In questo contesto, nel vecchio rimessaggio agricolo, ha sede il Birrificio San Biagio. Qui siamo stati accolti da Giovanni Rodolfi, mastro birrario ed uno dei fautori della nascita del birrificio.

Giovanni, un bergamasco in Umbria: cosa ti ha spinto a trasferirti in questo antico luogo della fede e come è nata la tua passione per la birra?

Alla prima domanda potrei rispondere “l’AMORE”. Perché in questa terra ho conosciuto mia moglie, anche lei bergamasca, e perché in questa terra ho avuto l’opportunità di perseguire la conoscenza di un altro grande Amore della mia vita, la Birra..

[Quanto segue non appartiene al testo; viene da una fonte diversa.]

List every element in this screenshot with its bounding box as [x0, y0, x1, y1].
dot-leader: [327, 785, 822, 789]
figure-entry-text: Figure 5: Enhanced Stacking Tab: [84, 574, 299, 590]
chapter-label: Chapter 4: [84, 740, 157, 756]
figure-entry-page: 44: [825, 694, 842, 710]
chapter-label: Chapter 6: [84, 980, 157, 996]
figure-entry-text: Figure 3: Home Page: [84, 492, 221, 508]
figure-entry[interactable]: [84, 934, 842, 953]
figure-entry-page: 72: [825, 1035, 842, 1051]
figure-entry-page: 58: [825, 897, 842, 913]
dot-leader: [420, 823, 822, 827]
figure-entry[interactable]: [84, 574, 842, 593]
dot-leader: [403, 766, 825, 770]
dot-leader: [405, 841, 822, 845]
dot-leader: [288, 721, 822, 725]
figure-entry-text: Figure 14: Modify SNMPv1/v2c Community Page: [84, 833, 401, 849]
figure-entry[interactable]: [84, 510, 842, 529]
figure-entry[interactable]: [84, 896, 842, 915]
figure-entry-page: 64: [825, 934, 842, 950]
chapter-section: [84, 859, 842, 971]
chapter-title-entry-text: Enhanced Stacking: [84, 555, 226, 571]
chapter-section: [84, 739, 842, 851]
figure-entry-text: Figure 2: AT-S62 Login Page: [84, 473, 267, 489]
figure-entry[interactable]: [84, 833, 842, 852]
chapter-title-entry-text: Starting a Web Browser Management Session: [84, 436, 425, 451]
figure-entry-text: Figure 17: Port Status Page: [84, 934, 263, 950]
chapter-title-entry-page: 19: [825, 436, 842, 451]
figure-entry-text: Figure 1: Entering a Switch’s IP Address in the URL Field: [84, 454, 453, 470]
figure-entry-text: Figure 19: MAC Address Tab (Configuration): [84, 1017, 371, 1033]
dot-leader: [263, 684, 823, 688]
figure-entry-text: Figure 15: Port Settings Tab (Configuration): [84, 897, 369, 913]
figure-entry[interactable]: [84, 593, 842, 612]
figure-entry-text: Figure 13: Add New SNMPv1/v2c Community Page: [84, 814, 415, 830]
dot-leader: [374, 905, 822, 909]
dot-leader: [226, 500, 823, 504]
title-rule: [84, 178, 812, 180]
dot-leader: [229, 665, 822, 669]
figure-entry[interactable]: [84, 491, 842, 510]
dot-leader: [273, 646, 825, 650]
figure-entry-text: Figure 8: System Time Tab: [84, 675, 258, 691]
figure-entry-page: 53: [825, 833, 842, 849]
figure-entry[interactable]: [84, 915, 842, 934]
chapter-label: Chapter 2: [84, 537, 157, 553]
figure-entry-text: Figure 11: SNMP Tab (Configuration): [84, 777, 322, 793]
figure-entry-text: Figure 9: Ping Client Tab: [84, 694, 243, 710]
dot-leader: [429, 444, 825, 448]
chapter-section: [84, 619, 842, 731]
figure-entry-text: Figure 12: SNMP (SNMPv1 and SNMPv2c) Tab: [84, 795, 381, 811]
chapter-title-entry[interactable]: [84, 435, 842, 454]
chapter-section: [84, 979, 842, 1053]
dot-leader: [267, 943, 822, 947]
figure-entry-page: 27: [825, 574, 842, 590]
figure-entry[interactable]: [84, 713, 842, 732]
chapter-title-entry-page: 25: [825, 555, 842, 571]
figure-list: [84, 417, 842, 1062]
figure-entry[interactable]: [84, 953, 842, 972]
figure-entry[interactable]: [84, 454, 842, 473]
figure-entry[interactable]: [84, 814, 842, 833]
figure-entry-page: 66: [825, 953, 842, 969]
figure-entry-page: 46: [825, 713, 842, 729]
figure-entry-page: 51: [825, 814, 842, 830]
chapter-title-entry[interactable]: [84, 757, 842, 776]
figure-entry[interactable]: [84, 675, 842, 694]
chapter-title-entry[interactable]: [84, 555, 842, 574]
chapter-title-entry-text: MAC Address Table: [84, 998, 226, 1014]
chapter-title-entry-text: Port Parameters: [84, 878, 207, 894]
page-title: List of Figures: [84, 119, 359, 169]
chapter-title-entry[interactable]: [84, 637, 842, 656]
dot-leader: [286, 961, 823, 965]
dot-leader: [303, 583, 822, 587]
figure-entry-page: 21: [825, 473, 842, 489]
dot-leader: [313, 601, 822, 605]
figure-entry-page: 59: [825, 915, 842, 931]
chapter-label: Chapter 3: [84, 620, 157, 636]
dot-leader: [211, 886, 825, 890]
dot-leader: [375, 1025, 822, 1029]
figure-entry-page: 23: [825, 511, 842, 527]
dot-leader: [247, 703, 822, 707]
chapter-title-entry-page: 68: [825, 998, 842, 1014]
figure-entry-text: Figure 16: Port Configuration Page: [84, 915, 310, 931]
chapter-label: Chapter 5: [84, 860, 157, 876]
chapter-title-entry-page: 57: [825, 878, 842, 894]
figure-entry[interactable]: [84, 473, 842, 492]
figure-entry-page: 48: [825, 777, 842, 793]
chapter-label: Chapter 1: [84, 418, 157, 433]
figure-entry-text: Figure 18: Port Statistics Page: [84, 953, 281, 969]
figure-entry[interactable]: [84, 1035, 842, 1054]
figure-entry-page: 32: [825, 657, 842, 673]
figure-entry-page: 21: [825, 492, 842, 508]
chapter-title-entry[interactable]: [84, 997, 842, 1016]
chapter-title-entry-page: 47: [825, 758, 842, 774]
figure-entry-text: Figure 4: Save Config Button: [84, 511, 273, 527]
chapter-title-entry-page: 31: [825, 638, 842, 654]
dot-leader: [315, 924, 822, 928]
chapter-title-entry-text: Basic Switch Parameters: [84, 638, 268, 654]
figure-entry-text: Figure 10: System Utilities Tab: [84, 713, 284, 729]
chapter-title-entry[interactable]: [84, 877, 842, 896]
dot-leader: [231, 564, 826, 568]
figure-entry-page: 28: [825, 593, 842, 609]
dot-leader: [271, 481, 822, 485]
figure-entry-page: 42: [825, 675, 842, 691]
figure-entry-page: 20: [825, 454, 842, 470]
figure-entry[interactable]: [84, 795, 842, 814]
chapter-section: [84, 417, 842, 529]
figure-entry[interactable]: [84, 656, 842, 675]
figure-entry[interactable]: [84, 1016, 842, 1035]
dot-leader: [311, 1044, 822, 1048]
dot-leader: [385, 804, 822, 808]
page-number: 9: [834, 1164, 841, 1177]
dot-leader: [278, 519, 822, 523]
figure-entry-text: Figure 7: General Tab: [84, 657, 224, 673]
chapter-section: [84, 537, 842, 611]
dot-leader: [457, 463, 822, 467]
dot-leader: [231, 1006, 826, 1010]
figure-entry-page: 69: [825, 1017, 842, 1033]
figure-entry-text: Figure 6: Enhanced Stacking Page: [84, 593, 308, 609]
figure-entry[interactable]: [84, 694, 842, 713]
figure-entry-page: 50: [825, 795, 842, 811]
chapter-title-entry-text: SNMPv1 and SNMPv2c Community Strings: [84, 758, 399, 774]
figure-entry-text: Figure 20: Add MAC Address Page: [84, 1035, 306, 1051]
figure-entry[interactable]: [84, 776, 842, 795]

La mia passione per la birra nasce, come per molti nel periodo dell’adolescenza, quando con gli amici più intimi si esplora il mondo e si scoprono nuovi mondi. La birra, rispetto ad altre bevande, mi entusiasma a tal punto da spingermi ad entrare in von Wunster (birra bergamasca) che poi verrà acquisita da Stella Artois (al secolo Interbrew), e successivamente,  verrà acquisita da Heineken. Dal 2009 opero nel birrificio San Biagio che dal 2015 ne sono il titolare.

Nel Monastero si coniugano la storia millenaria degli antichi abitanti di questo luogo e la moderna produzione della birra: quale significato pratico e morale assume per te questo connubio?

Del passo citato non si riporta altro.